Pour une utopie vivante dans nos pratiques...

Cet article peut paraître décalé - aujourd’hui il est interdit de rêver, il faut lutter pour l’urgence social (logement, sans papiers)... En clair, il faut être productif et se projeter dans un très court terme - reprenant par là même le pli du système capitalisme qui empêche tout déroulement du "long terme" (culture de l’image et du zapping ; incapacité à prévoir la crise actuelle de l’énergie un an à l’avance...) Pourtant le monde des idées n’est pas séparé de celui des pratiques, l’imagination dévoile souvent une intentionalité qui une fois mûrie entraîne le plus souvent un passage à l’acte.

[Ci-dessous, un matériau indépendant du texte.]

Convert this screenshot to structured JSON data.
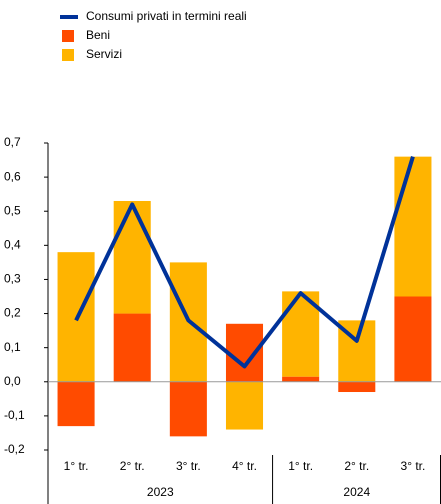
{
  "chart_data": {
    "type": "bar",
    "categories": [
      "1° tr.",
      "2° tr.",
      "3° tr.",
      "4° tr.",
      "1° tr.",
      "2° tr.",
      "3° tr."
    ],
    "groups": [
      {
        "name": "2023",
        "span": 4
      },
      {
        "name": "2024",
        "span": 3
      }
    ],
    "series": [
      {
        "name": "Consumi privati in termini reali",
        "type": "line",
        "color": "#003299",
        "values": [
          0.18,
          0.52,
          0.18,
          0.045,
          0.26,
          0.12,
          0.66
        ]
      },
      {
        "name": "Beni",
        "type": "bar",
        "color": "#ff4b00",
        "values": [
          -0.13,
          0.2,
          -0.16,
          0.17,
          0.015,
          -0.03,
          0.25
        ]
      },
      {
        "name": "Servizi",
        "type": "bar",
        "color": "#ffb400",
        "values": [
          0.38,
          0.33,
          0.35,
          -0.14,
          0.25,
          0.18,
          0.41
        ]
      }
    ],
    "ylim": [
      -0.2,
      0.7
    ],
    "yticks": [
      {
        "value": -0.2,
        "label": "-0,2"
      },
      {
        "value": -0.1,
        "label": "-0,1"
      },
      {
        "value": 0,
        "label": "0,0"
      },
      {
        "value": 0.1,
        "label": "0,1"
      },
      {
        "value": 0.2,
        "label": "0,2"
      },
      {
        "value": 0.3,
        "label": "0,3"
      },
      {
        "value": 0.4,
        "label": "0,4"
      },
      {
        "value": 0.5,
        "label": "0,5"
      },
      {
        "value": 0.6,
        "label": "0,6"
      },
      {
        "value": 0.7,
        "label": "0,7"
      }
    ]
  }
}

Un exemple, si vous voulez réaménager votre appartement, refaire les papiers, la déco, que sais-je, vous le ferez d’après des idées ruminées, une vague intentionnalité au début peut-être mais qui se précisera avant de passer à l’acte. Pourquoi devrait-il en être autrement de la politique.
Or les projets actuels sont très arides et s’incluent totalement dans le processus capitaliste. Par exemple, Attac propose une réforme des impôts (voir le bouquin aux éditions des 1001 nuits) qui permettrait certes une meilleure justice sociale (du moins le temps que le capitalisme s’adapte) mais quelle absence de rêve, de désir, on dirait un rapport de la cour des comptes. L’engagement politique, par ce biais-là, peut effectivement être vécu comme du temps sacrifié - c’est à nous aussi de parler de plaisir...
Parler de plaisir... ça serait interdit... "Tu te rends compte, les sans papiers, ils souffrent, pendant que tu perds ton temps à parler d’utopie..." me rétorque-t-on... Les sans papiers souffrent, comme les précaires mais font aussi la fête lors des moments de répits. On pense que parce que le malheur nous environne, nous devons encore plus faire la gueule et développer des textes sombres et désespérés ; je pense que c’est l’inverse - parce que nous vivons une époque obscure nous devons garder espoir et cultiver toute forme de graines à bonheur qui doivent se traduire par des pratiques en rupture avec l’individualisme. Croire que si l’on prend du recul pendant quelques temps, le monde va s’écrouler, en voilà une impression mégalomaniaque... A défaut d’imaginer un autre système éducatif par exemple, de faire des propositions novatrices, les syndicats d’enseignement en sont réduits à défendre l’existant. Les libertaires ne s’attaquent pas non plus à ce type de question.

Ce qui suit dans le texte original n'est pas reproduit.